At novel length not enough of the causes of the apocolypse were developed (like in The Stand) and the fact that he was trying to get home to his son got a little lost in the adventures of humanity against phone-freak.  Alternatively the whole thing could have been trimmed radically to a shorter work.  Maybe not a true short story but perhaps novella length like The Mist.  It would have meant big cuts but the narrative would have been a lot tighter (‘tight’ will be a common word in your new writer’s vocabulary).

This will tend to be more noticeable in movies with their more rigid screenplay structure.  If a filmmaker is gonna go long on a first act he better be giving us something worth watching.  You will also find yourself less willing to cut a guy slack for leaving in scenes that don’t need to be there.  Boondock Saints was a new take on the vigilante story with engaging dialog, interesting characters, and a tight (there’s that tight again) narrative pace depsite the audience experiencing much of the movie after it’s happened (if you haven’t seen it just trust me, it’s a sort of flashback structure).  Of course with a first time filmmaker and limited distribution it took DVD to make it a hit and a cult film. 

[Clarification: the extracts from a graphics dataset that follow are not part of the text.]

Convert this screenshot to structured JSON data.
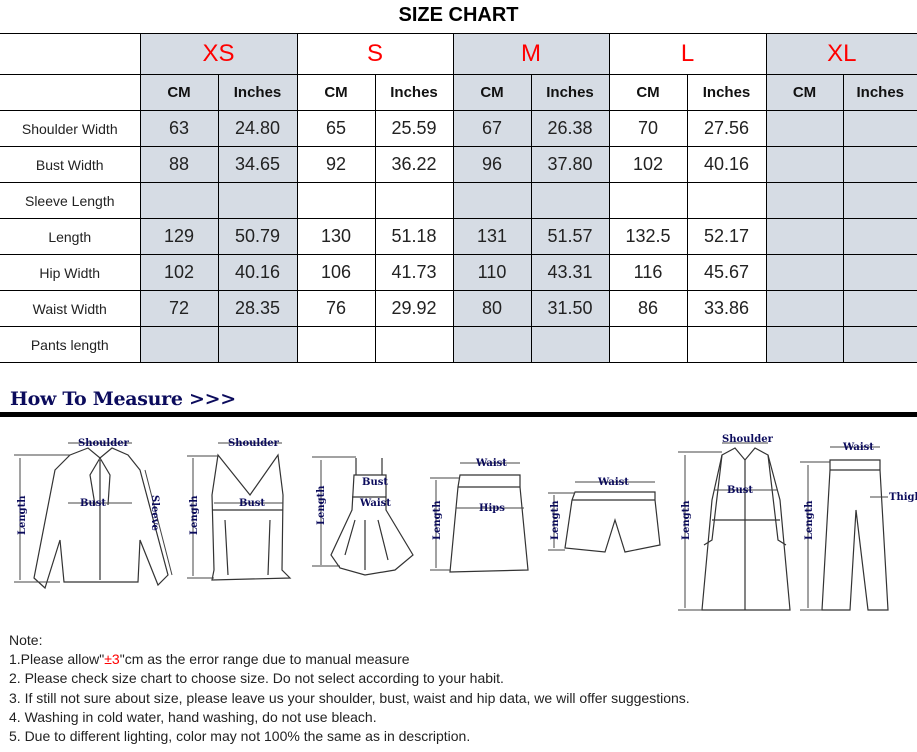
{
  "title": "SIZE CHART",
  "sizes": [
    "XS",
    "S",
    "M",
    "L",
    "XL"
  ],
  "units": [
    "CM",
    "Inches"
  ],
  "size_color": "#ff0000",
  "shade_color": "#d6dce4",
  "rows": [
    {
      "label": "Shoulder Width",
      "values": [
        "63",
        "24.80",
        "65",
        "25.59",
        "67",
        "26.38",
        "70",
        "27.56",
        "",
        ""
      ]
    },
    {
      "label": "Bust Width",
      "values": [
        "88",
        "34.65",
        "92",
        "36.22",
        "96",
        "37.80",
        "102",
        "40.16",
        "",
        ""
      ]
    },
    {
      "label": "Sleeve Length",
      "values": [
        "",
        "",
        "",
        "",
        "",
        "",
        "",
        "",
        "",
        ""
      ]
    },
    {
      "label": "Length",
      "values": [
        "129",
        "50.79",
        "130",
        "51.18",
        "131",
        "51.57",
        "132.5",
        "52.17",
        "",
        ""
      ]
    },
    {
      "label": "Hip Width",
      "values": [
        "102",
        "40.16",
        "106",
        "41.73",
        "110",
        "43.31",
        "116",
        "45.67",
        "",
        ""
      ]
    },
    {
      "label": "Waist Width",
      "values": [
        "72",
        "28.35",
        "76",
        "29.92",
        "80",
        "31.50",
        "86",
        "33.86",
        "",
        ""
      ]
    },
    {
      "label": "Pants length",
      "values": [
        "",
        "",
        "",
        "",
        "",
        "",
        "",
        "",
        "",
        ""
      ]
    }
  ],
  "measure": {
    "title": "How To Measure >>>",
    "shirt": {
      "shoulder": "Shoulder",
      "bust": "Bust",
      "sleeve": "Sleeve",
      "length": "Length"
    },
    "vest": {
      "shoulder": "Shoulder",
      "bust": "Bust",
      "length": "Length"
    },
    "dress": {
      "bust": "Bust",
      "waist": "Waist",
      "length": "Length"
    },
    "skirt": {
      "waist": "Waist",
      "hips": "Hips",
      "length": "Length"
    },
    "shorts": {
      "waist": "Waist",
      "length": "Length"
    },
    "coat": {
      "shoulder": "Shoulder",
      "bust": "Bust",
      "length": "Length"
    },
    "pants": {
      "waist": "Waist",
      "thigh": "Thigh",
      "length": "Length"
    }
  },
  "notes": {
    "heading": "Note:",
    "line1_pre": "1.Please allow\"",
    "line1_red": "±3",
    "line1_post": "\"cm as the error range due to manual measure",
    "line2": "2. Please check size chart to choose size. Do not select according to your habit.",
    "line3": "3. If still not sure about size, please leave us your shoulder, bust, waist and hip data, we will offer suggestions.",
    "line4": "4. Washing in cold water, hand washing, do not use bleach.",
    "line5": "5. Due to different lighting, color may not 100% the same as in description."
  }
}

Boondock Saints 2:  All Saint’s Day was…less successful.  I knew it wouldn’t have quite the same punch as the first one, you can’t write a cult classic on purpose after all; but in this one I never really bought the brothers’ motives.  It was supposed to be revenge/justice and clearing their names but after a few menacing glares their steely resolve gets lost in the comic stylings of the new Mexican Saint, Romeo.  It reappears jarringly when they threaten to give a wiseguy 9mm stigmata.  Then redisappears just as quickly.  Then their father, Il Duce shows up and has a showdown because the whole thing was really about him. 

If it sounds muddled, it was.  But even before the movie was over I knew it didn’t have to be muddled.  It just needed editing and some of that would have been the classic darling murders.  There’s a dream scene where Rocco (who died in the first movie) comes back and has a shot with the boys.  He says he was proud to stand with them and then they go on a long rant about what makes a man.  What men do and what they don’t do.  It moves over the whole city from high rise rooftop to artfully lit warehouse.  It doesn’t belong there and a good editor would have cut the scene right after they drink their whiskey.  Four minutes saved and much more dramatic punch. 

Oh, well.  It’s unavoidable so you might as well learn from it.  These points make for good discussions with other writer’s and ‘what if’ sessions.  How would you do it differently,  what would you keep, etc.  You might want to keep it between writer’s though.  Normal people will tend to think you’re a pretentious prick and may even resent you pointing out holes in stuff they used to enjoy.  They might even be right.